The preoperative tumor markers are not only easy to obtain, but also the measurement is easily completed. Moreover, clinicians identify credible and comprehensive tumor markers is essential in an attempt to assist in decision-making for female patients, the improvement of therapeutic regimen, as well as predicting patients’ outcomes by subtypes. Compared with others’ studies, the role of the tumor markers was further validated with a longer follow-up of patients in our study. Although the breast cancer patients’ selection criteria were rigorous, our study still guaranteed a large sample size. Furthermore, our study evaluated the association between tumor markers and the prognosis not only in breast cancer overall but also in specific molecular subtypes. The utility of CA15-3 and CEA may be served as effective prognostic indicators for Luminal A breast cancer patients.

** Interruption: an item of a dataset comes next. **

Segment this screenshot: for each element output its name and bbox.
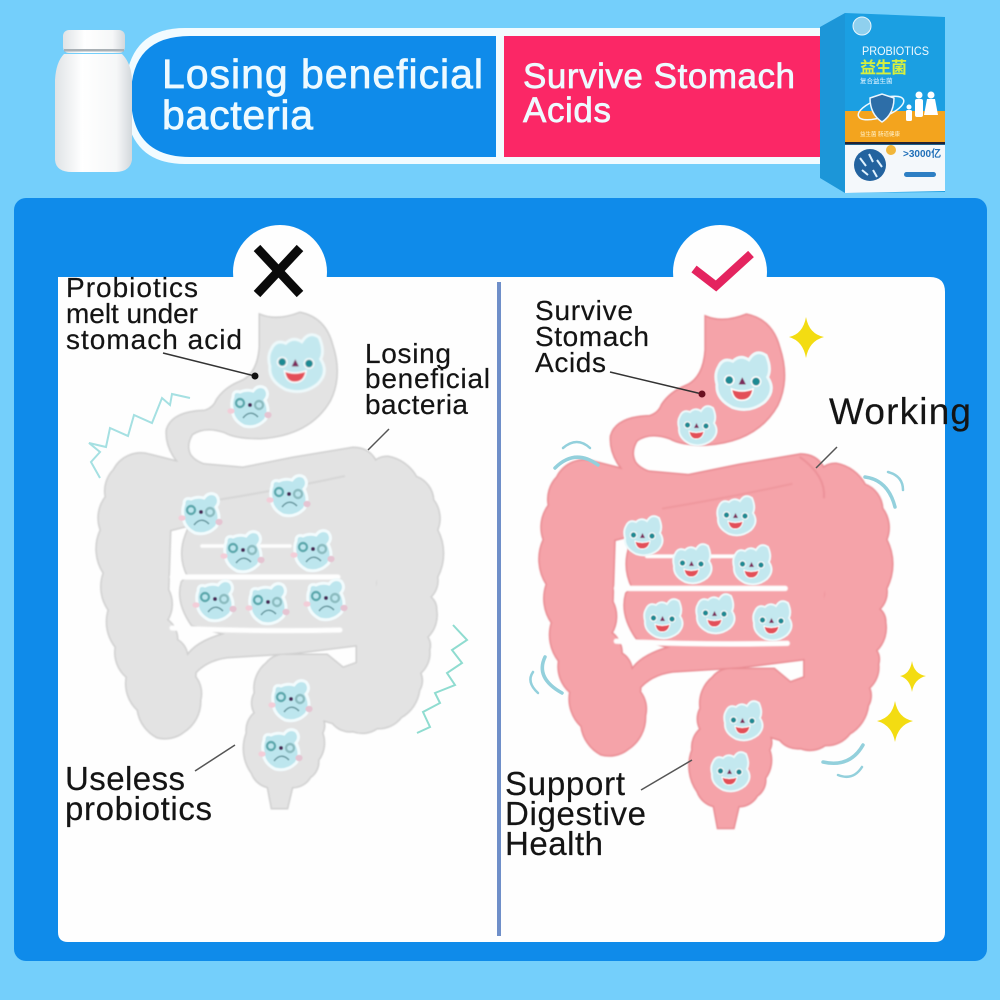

Basal-like is an important molecular subtype of breast cancer characterized by aggressive behavior and limited therapeutic response [32]. Our study further demonstrated that CEA offer added prognostic value to basal-like subtype patients, whereas it was not an independent prognostic factor in HER2-enriched and luminal B subtypes.

Nevertheless, due to the generally good prognosis of breast cancer, the number of people with progression or death was small even after a long follow-up. For newly diagnosed patients, shorter follow-up can lead to bias. Given this limitation, longer term follow-up will be needed in this cohort to update the results, and multi-center prospective studies should be used in an effort to confirm the validity of this study. In addition, experimental studies to investigate the mechanism of the role of tumor markers in future studies are needed.

In conclusion, CA15-3, CA125, and CEA are directly associated with aggressive clinico-pathological characteristics and elevated CA15-3 and CEA before surgery negatively affect breast cancer survival and progression among luminal A and basal-like subtypes. Therefore, CA15-3 and CEA may be combined with known prognostic variables for clinical practice in assessing patients’ outcomes, and directing treatment modalities in pursuit of better prognoses, as well as determining personalized treatments for patients with different molecular subtypes.